ŁKS do wyjazdowego meczu ze Stalą Rzeszów przystępował jako wicelider rozgrywek 1. ligi. Okazało się, że rzeszowski zespół nie zamierzał łatwo odpuścić i ostatecznie pokonał faworyzowany klub z Łodzi.
Początek meczu należał do gości. Zaskoczyli gospodarzy wysoki pressingiem do tego stopnia, że bramkarz Stali złapał piłkę po podaniu od swojego obrońcy. Sędzia podyktował rzut wolny pośredni, ale Pirulo do spółki z Trąbką przekombinowali. Od tego momentu nieco lepiej spisywał się zespół Daniela Myśliwca. Swoje sytuacje mieli Patryk Małecki i Łukasz Góra. Jeszcze w pierwszej połowie Stal wpakowała piłkę do siatki, ale sędzia dopatrzył się spalonego.

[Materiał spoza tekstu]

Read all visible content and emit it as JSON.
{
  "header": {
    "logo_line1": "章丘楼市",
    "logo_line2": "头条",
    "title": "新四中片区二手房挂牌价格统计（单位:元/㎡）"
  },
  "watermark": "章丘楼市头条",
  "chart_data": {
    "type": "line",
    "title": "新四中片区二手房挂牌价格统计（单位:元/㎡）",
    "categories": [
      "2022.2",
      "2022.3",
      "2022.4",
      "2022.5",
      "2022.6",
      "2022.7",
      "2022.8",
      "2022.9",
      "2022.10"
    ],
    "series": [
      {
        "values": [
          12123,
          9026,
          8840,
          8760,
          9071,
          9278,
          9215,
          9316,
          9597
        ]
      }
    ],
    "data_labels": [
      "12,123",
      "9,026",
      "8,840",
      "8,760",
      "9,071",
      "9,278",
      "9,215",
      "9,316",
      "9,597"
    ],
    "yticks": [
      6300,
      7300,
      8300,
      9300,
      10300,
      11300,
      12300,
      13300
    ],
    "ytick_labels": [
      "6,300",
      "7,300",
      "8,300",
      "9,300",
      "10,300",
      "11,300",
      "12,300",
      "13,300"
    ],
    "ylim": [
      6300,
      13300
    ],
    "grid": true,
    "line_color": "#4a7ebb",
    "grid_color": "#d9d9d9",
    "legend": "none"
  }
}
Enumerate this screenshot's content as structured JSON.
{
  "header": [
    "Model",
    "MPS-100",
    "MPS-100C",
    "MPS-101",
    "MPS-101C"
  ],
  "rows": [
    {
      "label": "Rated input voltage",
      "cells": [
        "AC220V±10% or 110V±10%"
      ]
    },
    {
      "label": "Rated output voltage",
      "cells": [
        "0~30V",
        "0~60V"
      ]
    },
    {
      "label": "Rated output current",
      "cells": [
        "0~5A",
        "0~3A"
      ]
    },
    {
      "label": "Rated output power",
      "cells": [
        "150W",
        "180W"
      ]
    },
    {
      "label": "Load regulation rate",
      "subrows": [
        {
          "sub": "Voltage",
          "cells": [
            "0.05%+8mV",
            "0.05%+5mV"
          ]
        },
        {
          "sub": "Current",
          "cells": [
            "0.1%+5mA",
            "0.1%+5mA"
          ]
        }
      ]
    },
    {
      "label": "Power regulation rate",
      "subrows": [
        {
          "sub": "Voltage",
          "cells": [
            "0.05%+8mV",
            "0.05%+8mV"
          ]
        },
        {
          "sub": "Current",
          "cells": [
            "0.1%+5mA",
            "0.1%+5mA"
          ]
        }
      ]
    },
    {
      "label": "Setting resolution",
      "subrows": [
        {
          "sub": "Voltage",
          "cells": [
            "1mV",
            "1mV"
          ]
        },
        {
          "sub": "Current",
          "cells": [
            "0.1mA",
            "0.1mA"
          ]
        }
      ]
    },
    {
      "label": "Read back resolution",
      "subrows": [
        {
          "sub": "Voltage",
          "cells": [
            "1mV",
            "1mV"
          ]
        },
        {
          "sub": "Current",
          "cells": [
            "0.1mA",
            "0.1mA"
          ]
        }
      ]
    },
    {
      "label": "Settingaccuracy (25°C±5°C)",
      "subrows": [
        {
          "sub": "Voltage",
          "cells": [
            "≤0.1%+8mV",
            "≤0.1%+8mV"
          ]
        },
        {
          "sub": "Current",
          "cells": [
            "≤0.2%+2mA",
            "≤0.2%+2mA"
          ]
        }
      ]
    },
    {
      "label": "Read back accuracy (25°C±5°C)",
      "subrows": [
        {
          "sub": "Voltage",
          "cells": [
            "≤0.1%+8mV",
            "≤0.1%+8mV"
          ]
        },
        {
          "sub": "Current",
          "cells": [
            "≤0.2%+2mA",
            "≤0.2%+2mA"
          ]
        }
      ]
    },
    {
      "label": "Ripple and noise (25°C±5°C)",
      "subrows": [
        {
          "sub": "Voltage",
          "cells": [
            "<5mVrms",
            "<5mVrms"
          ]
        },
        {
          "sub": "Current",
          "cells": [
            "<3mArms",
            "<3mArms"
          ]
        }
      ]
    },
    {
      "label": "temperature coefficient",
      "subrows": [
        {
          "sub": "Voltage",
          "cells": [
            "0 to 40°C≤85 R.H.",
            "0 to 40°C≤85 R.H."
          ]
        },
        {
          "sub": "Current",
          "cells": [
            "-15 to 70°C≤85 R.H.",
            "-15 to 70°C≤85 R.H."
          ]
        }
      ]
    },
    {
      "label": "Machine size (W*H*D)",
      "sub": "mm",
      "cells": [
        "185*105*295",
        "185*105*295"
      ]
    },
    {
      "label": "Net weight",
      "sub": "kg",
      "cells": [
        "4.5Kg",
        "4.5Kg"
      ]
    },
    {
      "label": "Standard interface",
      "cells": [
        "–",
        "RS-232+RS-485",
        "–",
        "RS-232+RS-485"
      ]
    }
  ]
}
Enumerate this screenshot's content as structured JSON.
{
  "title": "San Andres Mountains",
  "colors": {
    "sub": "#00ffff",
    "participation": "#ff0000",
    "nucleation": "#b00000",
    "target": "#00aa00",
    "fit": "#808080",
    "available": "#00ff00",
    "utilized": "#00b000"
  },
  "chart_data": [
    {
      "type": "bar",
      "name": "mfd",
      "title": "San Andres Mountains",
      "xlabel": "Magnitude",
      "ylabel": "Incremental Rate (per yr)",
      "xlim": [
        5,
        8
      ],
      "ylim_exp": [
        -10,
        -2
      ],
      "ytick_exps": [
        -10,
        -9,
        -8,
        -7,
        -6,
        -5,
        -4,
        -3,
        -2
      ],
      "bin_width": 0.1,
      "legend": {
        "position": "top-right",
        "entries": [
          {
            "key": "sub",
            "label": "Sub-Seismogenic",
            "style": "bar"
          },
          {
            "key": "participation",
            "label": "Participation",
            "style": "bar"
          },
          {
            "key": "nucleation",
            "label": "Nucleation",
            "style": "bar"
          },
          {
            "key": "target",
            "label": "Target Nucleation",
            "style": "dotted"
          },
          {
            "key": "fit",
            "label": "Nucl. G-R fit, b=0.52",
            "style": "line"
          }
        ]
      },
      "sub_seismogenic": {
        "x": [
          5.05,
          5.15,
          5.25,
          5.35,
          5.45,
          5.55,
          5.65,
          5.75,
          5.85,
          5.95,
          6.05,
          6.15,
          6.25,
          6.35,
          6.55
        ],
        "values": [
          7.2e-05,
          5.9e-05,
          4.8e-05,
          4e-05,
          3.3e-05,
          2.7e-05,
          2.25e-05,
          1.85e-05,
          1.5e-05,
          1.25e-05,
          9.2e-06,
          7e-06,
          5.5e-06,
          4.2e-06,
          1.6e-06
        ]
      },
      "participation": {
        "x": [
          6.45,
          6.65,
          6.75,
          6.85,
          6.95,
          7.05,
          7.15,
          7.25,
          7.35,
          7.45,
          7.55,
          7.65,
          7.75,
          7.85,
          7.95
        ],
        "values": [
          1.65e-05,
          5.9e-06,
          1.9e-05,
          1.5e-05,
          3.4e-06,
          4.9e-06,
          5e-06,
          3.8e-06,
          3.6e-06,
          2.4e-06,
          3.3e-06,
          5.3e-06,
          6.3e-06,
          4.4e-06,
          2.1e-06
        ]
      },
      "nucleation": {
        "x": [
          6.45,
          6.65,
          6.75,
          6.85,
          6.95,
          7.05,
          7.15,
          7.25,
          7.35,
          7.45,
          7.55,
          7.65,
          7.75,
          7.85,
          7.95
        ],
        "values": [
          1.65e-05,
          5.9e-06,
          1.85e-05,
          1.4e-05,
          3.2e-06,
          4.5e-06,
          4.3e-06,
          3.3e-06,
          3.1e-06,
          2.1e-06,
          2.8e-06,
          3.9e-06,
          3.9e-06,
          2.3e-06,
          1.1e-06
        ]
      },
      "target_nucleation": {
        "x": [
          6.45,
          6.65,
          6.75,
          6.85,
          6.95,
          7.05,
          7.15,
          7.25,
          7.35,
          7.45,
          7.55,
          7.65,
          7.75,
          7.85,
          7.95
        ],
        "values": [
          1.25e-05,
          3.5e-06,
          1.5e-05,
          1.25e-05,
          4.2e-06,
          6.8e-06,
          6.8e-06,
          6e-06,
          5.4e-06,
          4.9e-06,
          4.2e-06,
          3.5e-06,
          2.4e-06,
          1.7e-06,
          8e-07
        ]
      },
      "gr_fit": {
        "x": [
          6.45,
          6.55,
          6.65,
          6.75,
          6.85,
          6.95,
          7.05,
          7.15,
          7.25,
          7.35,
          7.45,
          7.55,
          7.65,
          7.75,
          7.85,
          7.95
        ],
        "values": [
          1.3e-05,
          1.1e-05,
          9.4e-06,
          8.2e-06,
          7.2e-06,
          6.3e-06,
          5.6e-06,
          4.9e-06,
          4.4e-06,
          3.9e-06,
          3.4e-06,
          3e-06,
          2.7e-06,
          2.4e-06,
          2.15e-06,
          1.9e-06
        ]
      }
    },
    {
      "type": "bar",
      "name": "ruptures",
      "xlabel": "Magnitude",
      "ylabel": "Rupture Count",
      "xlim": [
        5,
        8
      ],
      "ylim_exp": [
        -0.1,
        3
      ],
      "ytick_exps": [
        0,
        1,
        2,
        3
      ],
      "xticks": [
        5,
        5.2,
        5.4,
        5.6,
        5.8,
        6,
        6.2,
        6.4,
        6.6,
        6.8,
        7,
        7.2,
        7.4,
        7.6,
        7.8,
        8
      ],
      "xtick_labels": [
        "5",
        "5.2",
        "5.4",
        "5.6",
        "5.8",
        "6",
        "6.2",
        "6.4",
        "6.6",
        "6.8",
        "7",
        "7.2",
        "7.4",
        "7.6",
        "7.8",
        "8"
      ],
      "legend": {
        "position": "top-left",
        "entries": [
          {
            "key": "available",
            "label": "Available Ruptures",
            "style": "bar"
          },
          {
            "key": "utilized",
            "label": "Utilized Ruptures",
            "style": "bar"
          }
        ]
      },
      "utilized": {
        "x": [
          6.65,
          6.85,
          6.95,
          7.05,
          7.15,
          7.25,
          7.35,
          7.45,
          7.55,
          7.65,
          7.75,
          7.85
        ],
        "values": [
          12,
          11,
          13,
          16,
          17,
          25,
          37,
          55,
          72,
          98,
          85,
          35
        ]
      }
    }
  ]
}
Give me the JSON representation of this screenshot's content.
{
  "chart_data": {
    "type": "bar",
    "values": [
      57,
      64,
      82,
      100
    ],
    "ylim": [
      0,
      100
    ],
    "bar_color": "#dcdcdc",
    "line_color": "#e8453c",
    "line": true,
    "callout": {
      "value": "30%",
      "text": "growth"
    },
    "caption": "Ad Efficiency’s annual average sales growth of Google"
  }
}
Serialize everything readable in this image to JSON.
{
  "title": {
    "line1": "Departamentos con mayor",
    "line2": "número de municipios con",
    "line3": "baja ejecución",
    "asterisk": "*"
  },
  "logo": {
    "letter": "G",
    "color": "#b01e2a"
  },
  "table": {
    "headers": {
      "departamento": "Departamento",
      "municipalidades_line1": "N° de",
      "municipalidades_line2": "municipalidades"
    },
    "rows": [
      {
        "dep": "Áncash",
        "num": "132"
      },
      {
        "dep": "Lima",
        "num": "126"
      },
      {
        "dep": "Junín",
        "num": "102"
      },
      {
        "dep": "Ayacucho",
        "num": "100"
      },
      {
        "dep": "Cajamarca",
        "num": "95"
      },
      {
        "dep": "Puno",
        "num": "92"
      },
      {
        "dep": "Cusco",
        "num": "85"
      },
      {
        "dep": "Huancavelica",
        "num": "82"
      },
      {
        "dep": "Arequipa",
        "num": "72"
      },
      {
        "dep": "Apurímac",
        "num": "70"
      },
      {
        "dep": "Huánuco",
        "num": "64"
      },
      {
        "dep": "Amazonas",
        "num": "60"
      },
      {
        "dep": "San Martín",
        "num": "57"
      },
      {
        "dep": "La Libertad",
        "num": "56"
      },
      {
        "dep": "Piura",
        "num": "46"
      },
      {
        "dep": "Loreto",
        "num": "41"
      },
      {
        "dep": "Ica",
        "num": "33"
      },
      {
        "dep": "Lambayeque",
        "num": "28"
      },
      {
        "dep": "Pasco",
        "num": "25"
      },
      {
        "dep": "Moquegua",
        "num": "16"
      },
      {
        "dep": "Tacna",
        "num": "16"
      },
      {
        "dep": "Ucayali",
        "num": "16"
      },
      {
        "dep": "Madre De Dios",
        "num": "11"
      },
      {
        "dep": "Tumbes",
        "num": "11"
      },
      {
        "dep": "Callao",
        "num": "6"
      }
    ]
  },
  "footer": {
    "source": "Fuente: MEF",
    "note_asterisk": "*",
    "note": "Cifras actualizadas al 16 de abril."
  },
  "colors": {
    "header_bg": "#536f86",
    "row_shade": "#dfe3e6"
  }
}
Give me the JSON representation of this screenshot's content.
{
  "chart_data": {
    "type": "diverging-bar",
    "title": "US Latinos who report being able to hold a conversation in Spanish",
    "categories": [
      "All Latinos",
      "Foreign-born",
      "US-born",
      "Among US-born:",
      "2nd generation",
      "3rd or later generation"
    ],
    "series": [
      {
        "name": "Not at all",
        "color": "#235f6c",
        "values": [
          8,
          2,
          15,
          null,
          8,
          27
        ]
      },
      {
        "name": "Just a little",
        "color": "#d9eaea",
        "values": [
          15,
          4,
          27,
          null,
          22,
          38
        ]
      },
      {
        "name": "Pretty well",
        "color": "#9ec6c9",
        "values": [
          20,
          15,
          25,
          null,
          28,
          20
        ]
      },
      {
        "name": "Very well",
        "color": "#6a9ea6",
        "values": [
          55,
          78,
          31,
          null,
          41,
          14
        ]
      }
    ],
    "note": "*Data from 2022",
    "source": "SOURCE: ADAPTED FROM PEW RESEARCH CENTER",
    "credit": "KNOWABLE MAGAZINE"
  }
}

Po przerwie szybko Stal udokumentowała swoją przewagę. O losach spotkania zdecydował samobój Bartosza Szeligi. Piłkarz ŁKS-u przeciął podanie Prokicia w taki sposób, że skierował piłkę do własnej bramki. Zawodnicy Kazimierza Moskala dążyli do wyrównania. Najwięcej okazji ku temu miał Pirulo, ale nawet w sytuacji oko w oko z bramkarzem Stali nie potrafił dać swojej drużynie bramki na 1:1.
Stal Rzeszów – ŁKS 1:0 (0:0)
B. Szeliga (sam) 47′
WIĘCEJ O 1. LIDZE:
- Piękny gol z wolnego Dankowskiego w 1. lidze. Strzelił jak Ronaldo! [WIDEO]
- „Miejsce lepsze niż gra”. Przypudrowany start Wisły w I lidze
- Górak: – „Wszyscy leżymy w rynsztoku, ale niektórzy z nas patrzą w gwiazdy”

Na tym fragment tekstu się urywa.